Industry leaders and scholars warn that without clear standards, AI safety testing could become a political tool. Microsoft, the National Institute of Standards and Technology (NIST) and the Center for AI Safety Initiative (CAISI) plan to develop testing methods on the fly, but critics argue that only an independent audit system can prevent government overreach and ensure accountability. Cornell professor Gregory Falco proposes a rigorously enforced audit regime akin to the IRS, urging firms to adopt internal safety checks before deployment.

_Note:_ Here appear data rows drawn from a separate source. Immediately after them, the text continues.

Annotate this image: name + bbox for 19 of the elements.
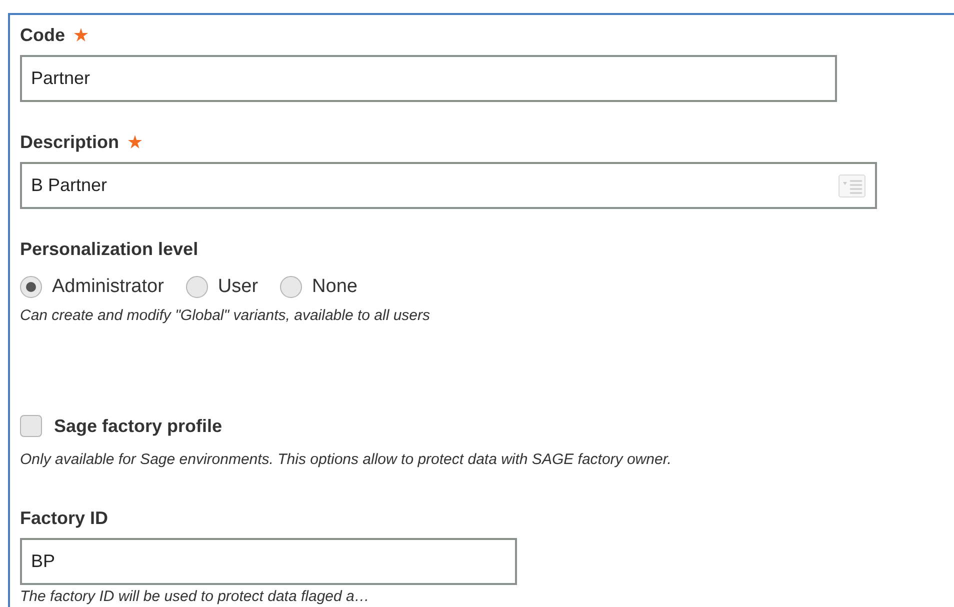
code-input[interactable]: Partner [20, 55, 837, 102]
radio-button[interactable] [20, 276, 42, 298]
description-input[interactable]: B Partner [20, 162, 877, 209]
field-label: Personalization level [20, 238, 198, 260]
checkbox[interactable] [20, 415, 42, 437]
radio-label: User [218, 274, 258, 299]
factory-id-input[interactable]: BP [20, 538, 517, 585]
list-icon[interactable] [838, 174, 866, 198]
field-label: Code [20, 24, 65, 46]
field-label: Description [20, 130, 120, 154]
field-label: Factory ID [20, 506, 108, 530]
radio-button[interactable] [280, 276, 302, 298]
radio-label: Administrator [52, 274, 164, 299]
hint-text: The factory ID will be used to protect data flaged a… [20, 587, 370, 607]
radio-button[interactable] [186, 276, 208, 298]
hint-text: Can create and modify "Global" variants, available to all users [20, 306, 432, 326]
hint-text: Only available for Sage environments. This options allow to protect data with SAGE factory owner. [20, 450, 672, 470]
checkbox-label: Sage factory profile [54, 414, 222, 438]
radio-label: None [312, 274, 358, 299]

Washington faces a growing dilemma: how to safeguard artificial‑intelligence systems without turning oversight into a partisan exercise. "Without defining standards, the process can be politicized," warned Michael Kreps, a senior policy analyst, underscoring the risk that "whoever holds power gets to shape how the vetting works." Both the Biden and Trump administrations have yet to devise a clear path to avoid that outcome.
In response, Microsoft announced a partnership with the Center for AI Safety Initiative (CAISI) and the National Institute of Standards and Technology (NIST) to improve methodologies for adversarial assessments. The tech giant likened the effort to stress‑testing airbags, seatbelts and brakes, describing it as a way to probe "unexpected behaviors, misuse pathways, and failure modes" in AI models. The collaboration suggests a rapid, on‑the‑ground approach to standards development, but it leaves many questions unanswered.

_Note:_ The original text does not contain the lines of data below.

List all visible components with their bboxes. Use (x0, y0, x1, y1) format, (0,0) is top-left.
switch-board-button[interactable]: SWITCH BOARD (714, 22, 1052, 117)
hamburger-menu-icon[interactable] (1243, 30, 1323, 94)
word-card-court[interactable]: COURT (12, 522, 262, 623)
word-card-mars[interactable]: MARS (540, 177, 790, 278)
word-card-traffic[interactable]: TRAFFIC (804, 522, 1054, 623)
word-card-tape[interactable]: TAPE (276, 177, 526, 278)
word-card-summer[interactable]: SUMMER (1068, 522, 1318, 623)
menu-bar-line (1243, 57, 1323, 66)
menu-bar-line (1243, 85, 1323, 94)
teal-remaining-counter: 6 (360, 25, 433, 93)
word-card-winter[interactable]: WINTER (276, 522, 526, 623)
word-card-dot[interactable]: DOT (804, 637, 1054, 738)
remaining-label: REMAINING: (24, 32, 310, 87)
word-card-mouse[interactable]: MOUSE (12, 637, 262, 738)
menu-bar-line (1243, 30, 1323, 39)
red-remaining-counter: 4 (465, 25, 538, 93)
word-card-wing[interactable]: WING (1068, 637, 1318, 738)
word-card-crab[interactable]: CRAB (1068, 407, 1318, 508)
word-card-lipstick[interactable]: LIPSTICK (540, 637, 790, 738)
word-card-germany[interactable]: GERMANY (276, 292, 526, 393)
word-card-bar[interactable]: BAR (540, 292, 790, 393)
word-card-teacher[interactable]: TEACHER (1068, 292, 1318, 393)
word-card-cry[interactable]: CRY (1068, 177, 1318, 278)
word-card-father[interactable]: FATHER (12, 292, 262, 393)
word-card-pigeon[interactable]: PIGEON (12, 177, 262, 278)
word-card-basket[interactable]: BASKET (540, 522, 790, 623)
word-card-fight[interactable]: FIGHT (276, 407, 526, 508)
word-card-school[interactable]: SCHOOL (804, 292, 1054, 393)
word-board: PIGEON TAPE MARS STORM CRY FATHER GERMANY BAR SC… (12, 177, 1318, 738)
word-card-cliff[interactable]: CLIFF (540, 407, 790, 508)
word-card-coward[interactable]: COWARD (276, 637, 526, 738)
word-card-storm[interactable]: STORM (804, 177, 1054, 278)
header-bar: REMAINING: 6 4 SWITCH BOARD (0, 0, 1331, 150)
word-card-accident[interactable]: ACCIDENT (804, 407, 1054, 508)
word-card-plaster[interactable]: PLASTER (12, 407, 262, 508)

Gregory Falco, an assistant professor of mechanical and aerospace engineering at Cornell University, argues that a more robust solution exists. "Government oversight of AI cannot simply mean political review of model outputs, nor should it become a mechanism for deciding whether a model says favorable or unfavorable things about a president or administration," he said. Falco proposes an independent audit framework that would operate outside direct political control.
He envisions a system where AI firms know their models could be examined at any time, creating "real consequences for reckless deployments." By borrowing concepts from the Internal Revenue Service, Falco suggests that auditors could impose penalties that compel companies to strengthen internal safety testing before releasing products to the public. "That seems like the only viable path," he added, noting the federal government lacks the technical expertise and day‑to‑day insight needed to evaluate complex AI systems directly.

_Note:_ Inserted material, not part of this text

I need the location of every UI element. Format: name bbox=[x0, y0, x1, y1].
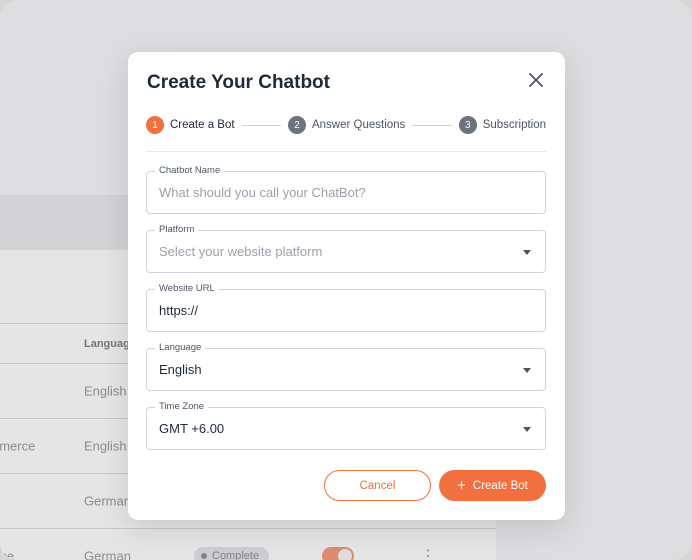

The call for an audit regime arrives amid mounting concerns that current testing practices are insufficient. Critics fear that without transparent, non‑partisan standards, AI outputs could be manipulated to serve political narratives, eroding public trust. The proposed Microsoft‑CAISI‑NIST effort, while a step forward, may not address the underlying governance challenges.
Industry observers note that an independent audit system could also level the playing field for smaller AI developers who lack resources to conduct exhaustive internal testing. By establishing clear compliance benchmarks, such a framework would encourage broader adoption of safety best practices across the sector.
As the debate unfolds, policymakers, technologists and academia remain at odds over the best mechanism to ensure AI safety without compromising independence. The next months will likely see intensified lobbying for legislation that either empowers an external audit body or formalizes the collaborative testing approach spearheaded by Microsoft and its partners.